There are hardships to be endured in the kingdom of God beyond those that are accepted voluntarily. It is as Paul and those with him told the disciples in some of the cities of Asia Minor. “They preached the gospel in that city [Derbe] and won a large number of disciples. Then they returned to Lystra, Iconium and Antioch, strengthening the disciples and encouraging them to remain true to the faith. ‘We must go through many hardships to enter the kingdom of God,’ they said” (Acts 14:21-22, NIV).
There is also separation from loved ones. Paul told the elders of Ephesus, “Now I know that none of you among whom I have gone about preaching the kingdom will ever see me again” (Acts 20:25, NIV). In his novel, The Painted Veil, W. Somerset Maugham, who was not a Christian, gives a touching description of French nuns leaving their homeland to serve in China. They know they will never see their families, friends and homes again. They were paying a high price for the sake of the kingdom of God but not more than it is worth.
And finally, there is martyrdom for the sake of the kingdom of God. In Matthew 20:20-23 we are told the mother of James and John knelt before Jesus and asked him for a favor. “What is it you want?” he asked.” She said, “Grant that one of these two sons of mine may sit at your right and the other at your left in your kingdom.” She, of course, having the common misunderstanding of the kingdom of heaven did not have any idea of what she was requesting. However, Jesus, knowing the eventual fates of James and John asked them. “Can you drink the cup I am going to drink?” They told him they could, and they did, but not on the crosses on either side of Jesus as he came into his kingdom.

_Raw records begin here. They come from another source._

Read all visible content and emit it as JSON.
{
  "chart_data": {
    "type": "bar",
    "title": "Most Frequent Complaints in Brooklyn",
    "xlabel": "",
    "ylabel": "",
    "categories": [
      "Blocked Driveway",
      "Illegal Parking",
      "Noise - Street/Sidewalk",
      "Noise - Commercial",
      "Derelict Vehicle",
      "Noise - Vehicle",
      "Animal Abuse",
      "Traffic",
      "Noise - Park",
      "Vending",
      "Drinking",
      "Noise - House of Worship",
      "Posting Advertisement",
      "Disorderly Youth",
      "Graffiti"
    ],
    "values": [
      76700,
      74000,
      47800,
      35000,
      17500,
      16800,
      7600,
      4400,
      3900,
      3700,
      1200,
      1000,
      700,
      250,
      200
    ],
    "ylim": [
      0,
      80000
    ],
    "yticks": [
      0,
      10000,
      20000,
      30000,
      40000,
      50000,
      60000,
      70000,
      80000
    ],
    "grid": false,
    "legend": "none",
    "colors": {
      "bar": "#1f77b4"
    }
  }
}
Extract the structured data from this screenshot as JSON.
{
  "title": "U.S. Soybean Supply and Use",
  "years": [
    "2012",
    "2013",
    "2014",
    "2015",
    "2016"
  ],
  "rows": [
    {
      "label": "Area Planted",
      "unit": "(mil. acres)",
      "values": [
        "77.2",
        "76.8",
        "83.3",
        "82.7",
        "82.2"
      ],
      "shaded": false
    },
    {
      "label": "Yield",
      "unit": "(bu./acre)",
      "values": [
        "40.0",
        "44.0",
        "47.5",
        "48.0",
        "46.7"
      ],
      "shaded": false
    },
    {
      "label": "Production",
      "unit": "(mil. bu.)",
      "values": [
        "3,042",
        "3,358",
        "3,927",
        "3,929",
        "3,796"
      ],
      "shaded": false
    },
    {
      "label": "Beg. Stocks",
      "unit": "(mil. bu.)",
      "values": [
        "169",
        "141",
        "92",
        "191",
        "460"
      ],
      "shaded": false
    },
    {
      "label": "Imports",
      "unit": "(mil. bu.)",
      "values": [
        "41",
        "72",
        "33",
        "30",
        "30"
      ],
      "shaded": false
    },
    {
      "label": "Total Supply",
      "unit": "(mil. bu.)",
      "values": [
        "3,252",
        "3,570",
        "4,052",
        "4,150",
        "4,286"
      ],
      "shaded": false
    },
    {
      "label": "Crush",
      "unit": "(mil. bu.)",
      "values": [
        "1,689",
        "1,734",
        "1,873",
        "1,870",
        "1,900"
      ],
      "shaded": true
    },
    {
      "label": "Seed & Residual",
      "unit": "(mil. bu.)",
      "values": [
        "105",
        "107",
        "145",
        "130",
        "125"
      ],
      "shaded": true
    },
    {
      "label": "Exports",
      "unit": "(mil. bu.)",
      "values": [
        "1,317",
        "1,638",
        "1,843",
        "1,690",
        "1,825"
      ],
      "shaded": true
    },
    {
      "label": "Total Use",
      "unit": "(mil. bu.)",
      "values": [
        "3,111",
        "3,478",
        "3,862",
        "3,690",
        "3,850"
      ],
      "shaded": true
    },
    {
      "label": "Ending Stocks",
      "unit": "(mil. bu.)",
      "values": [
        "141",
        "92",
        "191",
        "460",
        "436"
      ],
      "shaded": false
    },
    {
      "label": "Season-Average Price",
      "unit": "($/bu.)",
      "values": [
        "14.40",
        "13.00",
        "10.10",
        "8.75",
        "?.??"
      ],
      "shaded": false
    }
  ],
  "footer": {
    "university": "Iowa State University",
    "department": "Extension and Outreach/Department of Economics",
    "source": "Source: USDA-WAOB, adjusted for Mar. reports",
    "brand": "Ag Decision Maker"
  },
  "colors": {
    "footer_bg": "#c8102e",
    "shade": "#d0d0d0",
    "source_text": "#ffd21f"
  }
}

Paul rejoiced in the growing love the Thessalonians had for each other in the midst of persecutions and trials and said he boasted to other churches about their faith and perseverance. He told them, “All this is evidence that God’s judgment is right, and as a result you will be counted worthy of the kingdom of God, for which you are suffering” (2 Thessalonians 1:5, NIV).
The author of the book of Revelation also suffered for the sake of the kingdom of God. “I, John, your brother and companion in the suffering and kingdom and patient endurance that are ours in Jesus, was on the island of Patmos because of the word of God and the testimony of Jesus” (Revelation 1:9, NIV).